How we turn build choices
into MWPA scores.
The site is designed to answer one question cleanly: did this build choice actually help, or did it just show up more often in games that were already won? MWPA estimates the difference by comparing each option to an appropriate baseline — instead of raw global win rate.
The Mean Win Probability Added framework used throughout Goldiff is directly adapted from research by xPetu. The core thesis: raw win rates on items and runes are misleading because they conflate correlation with causation.
Without xPetu's work, most build sites would still be reporting that Mejai's Soulstealer has a 75% win rate and calling it a recommendation. MWPA cuts through that noise.
Start from the champion's own sample, so Ahri mid is not graded against random support or bot-lane fragments. Each role-champion pair has its own contextual baseline derived from matched game state at decision time.
Item paths are evaluated as first, second, and third checkpoints. Order matters because real purchase timing changes the signal — and because games that reach a third item have already self-selected.
Runes, shards, boots, and spell pairs add directional context on top of the item path instead of pretending one stat explains the entire match. The composite is a weighted sum across components, with confidence used to dampen tiny samples.
Item purchases are compared against alternatives bought by the same champion and role in similar slot, timing, gold, and win-probability states. Sparse choice sets fall back to standard MWPA instead of forcing a counterfactual read.
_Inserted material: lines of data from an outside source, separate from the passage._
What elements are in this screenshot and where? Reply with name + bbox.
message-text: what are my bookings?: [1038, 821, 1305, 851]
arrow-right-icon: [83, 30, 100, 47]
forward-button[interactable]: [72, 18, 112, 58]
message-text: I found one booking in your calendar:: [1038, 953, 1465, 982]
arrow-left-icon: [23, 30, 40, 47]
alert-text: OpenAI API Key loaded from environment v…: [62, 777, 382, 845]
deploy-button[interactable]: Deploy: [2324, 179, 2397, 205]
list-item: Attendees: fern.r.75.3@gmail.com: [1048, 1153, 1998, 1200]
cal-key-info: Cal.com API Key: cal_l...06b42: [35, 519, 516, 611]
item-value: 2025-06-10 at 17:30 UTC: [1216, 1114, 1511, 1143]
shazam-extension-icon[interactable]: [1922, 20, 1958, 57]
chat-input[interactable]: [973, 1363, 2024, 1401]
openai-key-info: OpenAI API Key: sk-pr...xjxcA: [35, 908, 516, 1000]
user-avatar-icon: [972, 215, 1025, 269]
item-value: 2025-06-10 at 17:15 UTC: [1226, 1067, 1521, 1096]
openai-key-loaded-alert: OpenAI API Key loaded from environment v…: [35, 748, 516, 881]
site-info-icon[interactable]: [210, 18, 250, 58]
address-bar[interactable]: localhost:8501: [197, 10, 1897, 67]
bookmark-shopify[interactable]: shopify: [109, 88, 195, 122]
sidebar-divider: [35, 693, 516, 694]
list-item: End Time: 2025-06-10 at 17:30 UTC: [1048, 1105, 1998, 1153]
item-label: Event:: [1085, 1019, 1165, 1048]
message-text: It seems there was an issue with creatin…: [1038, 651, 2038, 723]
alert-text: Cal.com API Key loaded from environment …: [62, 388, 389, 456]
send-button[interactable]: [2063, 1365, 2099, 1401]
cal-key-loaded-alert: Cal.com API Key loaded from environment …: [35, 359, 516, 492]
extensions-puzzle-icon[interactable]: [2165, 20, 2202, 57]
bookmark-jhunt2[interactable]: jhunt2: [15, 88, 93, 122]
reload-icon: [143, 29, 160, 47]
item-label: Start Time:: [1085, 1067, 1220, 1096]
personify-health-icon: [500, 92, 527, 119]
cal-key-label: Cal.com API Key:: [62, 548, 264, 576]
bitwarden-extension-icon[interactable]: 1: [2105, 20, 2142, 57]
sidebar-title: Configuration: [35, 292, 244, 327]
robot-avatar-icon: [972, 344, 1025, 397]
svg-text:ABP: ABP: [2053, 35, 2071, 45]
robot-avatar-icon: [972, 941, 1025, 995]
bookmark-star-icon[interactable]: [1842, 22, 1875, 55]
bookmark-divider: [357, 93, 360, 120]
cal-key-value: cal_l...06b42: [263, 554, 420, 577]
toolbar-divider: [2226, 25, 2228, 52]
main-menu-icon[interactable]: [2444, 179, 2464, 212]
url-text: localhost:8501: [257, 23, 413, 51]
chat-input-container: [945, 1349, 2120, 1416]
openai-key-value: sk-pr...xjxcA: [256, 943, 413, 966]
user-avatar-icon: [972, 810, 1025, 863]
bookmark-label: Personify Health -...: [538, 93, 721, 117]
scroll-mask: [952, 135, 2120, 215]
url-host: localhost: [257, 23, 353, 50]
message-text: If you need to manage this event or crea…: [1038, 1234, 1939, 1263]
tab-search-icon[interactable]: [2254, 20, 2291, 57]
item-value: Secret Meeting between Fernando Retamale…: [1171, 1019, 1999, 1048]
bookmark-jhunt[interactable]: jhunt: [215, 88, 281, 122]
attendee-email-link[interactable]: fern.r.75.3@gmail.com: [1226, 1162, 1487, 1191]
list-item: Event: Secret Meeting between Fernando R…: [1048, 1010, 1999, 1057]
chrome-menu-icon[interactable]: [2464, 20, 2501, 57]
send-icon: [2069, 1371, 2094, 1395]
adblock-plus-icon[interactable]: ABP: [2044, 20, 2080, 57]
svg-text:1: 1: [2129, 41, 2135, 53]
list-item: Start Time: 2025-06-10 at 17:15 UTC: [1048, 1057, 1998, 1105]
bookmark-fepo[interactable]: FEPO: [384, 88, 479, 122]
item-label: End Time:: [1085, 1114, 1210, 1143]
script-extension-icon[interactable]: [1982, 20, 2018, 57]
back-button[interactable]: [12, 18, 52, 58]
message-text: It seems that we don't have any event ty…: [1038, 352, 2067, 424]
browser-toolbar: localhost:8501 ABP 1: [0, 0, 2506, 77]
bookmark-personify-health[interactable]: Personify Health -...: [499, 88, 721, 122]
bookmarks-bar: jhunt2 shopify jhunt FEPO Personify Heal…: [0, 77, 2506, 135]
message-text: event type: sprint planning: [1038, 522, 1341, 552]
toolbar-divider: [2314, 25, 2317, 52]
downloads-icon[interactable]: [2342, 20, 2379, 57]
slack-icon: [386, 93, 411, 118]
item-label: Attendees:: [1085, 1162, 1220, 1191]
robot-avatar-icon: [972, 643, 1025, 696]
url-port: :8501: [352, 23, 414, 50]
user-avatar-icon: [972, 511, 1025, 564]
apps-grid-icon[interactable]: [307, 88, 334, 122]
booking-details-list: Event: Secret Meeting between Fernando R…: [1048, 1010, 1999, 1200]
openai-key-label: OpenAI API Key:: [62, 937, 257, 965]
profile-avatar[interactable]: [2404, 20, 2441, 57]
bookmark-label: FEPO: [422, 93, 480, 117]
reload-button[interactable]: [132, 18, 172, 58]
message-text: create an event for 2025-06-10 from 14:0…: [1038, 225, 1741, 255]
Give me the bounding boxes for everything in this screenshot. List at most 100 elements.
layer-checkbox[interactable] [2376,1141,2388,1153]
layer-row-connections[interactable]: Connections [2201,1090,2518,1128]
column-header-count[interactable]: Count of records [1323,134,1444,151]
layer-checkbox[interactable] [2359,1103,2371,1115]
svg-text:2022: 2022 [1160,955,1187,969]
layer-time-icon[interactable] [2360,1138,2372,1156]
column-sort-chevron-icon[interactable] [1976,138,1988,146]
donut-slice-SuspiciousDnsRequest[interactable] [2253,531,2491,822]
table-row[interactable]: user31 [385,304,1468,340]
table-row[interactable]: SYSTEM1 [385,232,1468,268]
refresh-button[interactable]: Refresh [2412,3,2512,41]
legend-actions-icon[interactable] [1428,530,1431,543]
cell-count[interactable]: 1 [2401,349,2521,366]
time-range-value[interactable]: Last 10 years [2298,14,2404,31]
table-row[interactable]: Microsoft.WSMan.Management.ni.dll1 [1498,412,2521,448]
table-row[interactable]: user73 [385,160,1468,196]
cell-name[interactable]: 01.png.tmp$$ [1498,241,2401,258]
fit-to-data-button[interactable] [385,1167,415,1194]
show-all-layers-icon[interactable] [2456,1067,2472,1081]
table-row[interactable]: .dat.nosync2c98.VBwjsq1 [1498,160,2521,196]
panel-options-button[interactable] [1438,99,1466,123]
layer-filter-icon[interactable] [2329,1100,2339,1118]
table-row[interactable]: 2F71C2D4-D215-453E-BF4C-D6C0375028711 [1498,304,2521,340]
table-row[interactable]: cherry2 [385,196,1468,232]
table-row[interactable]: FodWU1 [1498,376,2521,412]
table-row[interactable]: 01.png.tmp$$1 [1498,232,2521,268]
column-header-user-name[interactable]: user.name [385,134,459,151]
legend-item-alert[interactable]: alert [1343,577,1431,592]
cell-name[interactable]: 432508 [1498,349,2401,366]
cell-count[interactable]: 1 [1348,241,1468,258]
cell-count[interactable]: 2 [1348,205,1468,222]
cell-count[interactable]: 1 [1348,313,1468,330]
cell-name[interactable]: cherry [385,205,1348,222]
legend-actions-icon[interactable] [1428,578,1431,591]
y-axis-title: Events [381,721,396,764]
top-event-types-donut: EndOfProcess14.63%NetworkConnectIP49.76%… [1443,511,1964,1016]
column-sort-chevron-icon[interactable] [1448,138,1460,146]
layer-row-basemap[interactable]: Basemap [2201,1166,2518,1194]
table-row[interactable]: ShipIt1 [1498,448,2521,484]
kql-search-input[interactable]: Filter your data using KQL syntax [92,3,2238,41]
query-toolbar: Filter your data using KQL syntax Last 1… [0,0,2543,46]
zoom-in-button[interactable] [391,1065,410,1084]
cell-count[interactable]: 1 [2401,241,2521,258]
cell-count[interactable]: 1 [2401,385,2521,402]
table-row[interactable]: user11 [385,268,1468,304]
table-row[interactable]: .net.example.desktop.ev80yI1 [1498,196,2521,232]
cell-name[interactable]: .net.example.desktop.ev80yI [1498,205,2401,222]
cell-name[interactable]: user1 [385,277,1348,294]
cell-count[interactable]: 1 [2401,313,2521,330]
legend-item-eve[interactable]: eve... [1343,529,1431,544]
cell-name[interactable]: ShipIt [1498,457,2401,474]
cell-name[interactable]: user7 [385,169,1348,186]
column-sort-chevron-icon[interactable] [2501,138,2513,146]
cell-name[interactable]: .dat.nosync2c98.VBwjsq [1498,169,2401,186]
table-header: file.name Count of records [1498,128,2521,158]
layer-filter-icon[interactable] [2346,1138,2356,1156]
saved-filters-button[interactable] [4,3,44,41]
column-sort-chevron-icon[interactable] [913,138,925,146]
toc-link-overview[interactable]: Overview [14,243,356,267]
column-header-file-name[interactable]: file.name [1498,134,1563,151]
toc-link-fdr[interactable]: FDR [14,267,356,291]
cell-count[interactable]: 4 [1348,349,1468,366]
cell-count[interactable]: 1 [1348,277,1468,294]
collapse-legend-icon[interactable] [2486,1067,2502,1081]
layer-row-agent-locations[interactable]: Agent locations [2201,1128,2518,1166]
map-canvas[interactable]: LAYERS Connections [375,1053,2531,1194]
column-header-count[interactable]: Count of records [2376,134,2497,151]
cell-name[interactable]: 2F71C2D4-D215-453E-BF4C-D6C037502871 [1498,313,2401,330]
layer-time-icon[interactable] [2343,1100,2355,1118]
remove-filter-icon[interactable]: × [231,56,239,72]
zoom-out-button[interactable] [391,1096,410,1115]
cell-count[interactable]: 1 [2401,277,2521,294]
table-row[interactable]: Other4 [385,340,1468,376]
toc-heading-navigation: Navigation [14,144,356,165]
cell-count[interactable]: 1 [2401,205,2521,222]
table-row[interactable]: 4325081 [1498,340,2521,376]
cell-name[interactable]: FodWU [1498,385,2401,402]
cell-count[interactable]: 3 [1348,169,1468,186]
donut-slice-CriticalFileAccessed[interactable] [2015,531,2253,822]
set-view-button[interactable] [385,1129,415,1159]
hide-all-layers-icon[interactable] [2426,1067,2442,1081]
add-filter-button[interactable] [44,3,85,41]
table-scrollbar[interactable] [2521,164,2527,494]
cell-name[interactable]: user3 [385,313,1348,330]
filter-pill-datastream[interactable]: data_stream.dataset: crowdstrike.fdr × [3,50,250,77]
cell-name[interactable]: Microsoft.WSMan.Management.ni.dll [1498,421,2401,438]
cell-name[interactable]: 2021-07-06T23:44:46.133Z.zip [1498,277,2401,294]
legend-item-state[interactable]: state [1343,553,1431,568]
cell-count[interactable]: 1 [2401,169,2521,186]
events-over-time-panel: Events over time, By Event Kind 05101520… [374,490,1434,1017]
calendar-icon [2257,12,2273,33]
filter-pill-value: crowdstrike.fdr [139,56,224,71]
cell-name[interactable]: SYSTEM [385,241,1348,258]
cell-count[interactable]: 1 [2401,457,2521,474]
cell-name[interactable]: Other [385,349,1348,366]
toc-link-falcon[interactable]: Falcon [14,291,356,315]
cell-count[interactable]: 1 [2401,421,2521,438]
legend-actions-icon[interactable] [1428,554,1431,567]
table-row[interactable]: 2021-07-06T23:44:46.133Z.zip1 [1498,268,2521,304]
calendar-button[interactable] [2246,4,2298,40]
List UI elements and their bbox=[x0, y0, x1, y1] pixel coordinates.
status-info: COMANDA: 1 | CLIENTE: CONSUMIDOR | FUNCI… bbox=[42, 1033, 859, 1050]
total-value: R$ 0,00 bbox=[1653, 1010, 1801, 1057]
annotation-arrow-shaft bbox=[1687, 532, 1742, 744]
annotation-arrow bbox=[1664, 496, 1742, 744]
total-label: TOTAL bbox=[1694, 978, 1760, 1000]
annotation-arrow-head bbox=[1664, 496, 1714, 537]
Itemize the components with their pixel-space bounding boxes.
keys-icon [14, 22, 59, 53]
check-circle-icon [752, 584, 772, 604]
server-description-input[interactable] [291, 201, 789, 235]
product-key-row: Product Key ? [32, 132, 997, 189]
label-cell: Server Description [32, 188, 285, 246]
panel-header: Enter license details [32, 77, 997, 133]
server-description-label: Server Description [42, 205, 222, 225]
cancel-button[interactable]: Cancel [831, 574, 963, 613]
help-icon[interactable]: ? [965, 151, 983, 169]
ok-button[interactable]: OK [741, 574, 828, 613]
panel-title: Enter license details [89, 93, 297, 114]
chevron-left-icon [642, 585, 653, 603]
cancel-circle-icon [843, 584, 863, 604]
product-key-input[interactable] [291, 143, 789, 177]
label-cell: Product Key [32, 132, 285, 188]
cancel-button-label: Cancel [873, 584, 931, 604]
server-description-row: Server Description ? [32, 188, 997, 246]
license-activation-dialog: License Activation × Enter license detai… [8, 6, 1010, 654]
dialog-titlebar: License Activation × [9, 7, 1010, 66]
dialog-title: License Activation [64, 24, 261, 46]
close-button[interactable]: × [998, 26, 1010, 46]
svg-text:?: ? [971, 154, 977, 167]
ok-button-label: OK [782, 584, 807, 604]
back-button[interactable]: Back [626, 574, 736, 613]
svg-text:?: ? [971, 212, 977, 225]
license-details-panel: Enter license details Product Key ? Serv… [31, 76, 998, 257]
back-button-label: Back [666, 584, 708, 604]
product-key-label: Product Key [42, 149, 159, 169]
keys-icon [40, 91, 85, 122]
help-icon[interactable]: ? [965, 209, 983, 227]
Counterfactual MWPA starts from peer-relative MWPA, blends available 2, 5, 10 minute and next-objective WPA windows, then penalizes wide intervals, weak peer overlap, low sample quality, and large initial-state selection bias.
Hidden from default views. Will surface only with explicit volatility opt-in.
Surfaced with a confidence band; treat directional reads as suggestive, not conclusive.
Treated as the primary read. Confidence is high enough that the contextual baseline is stable.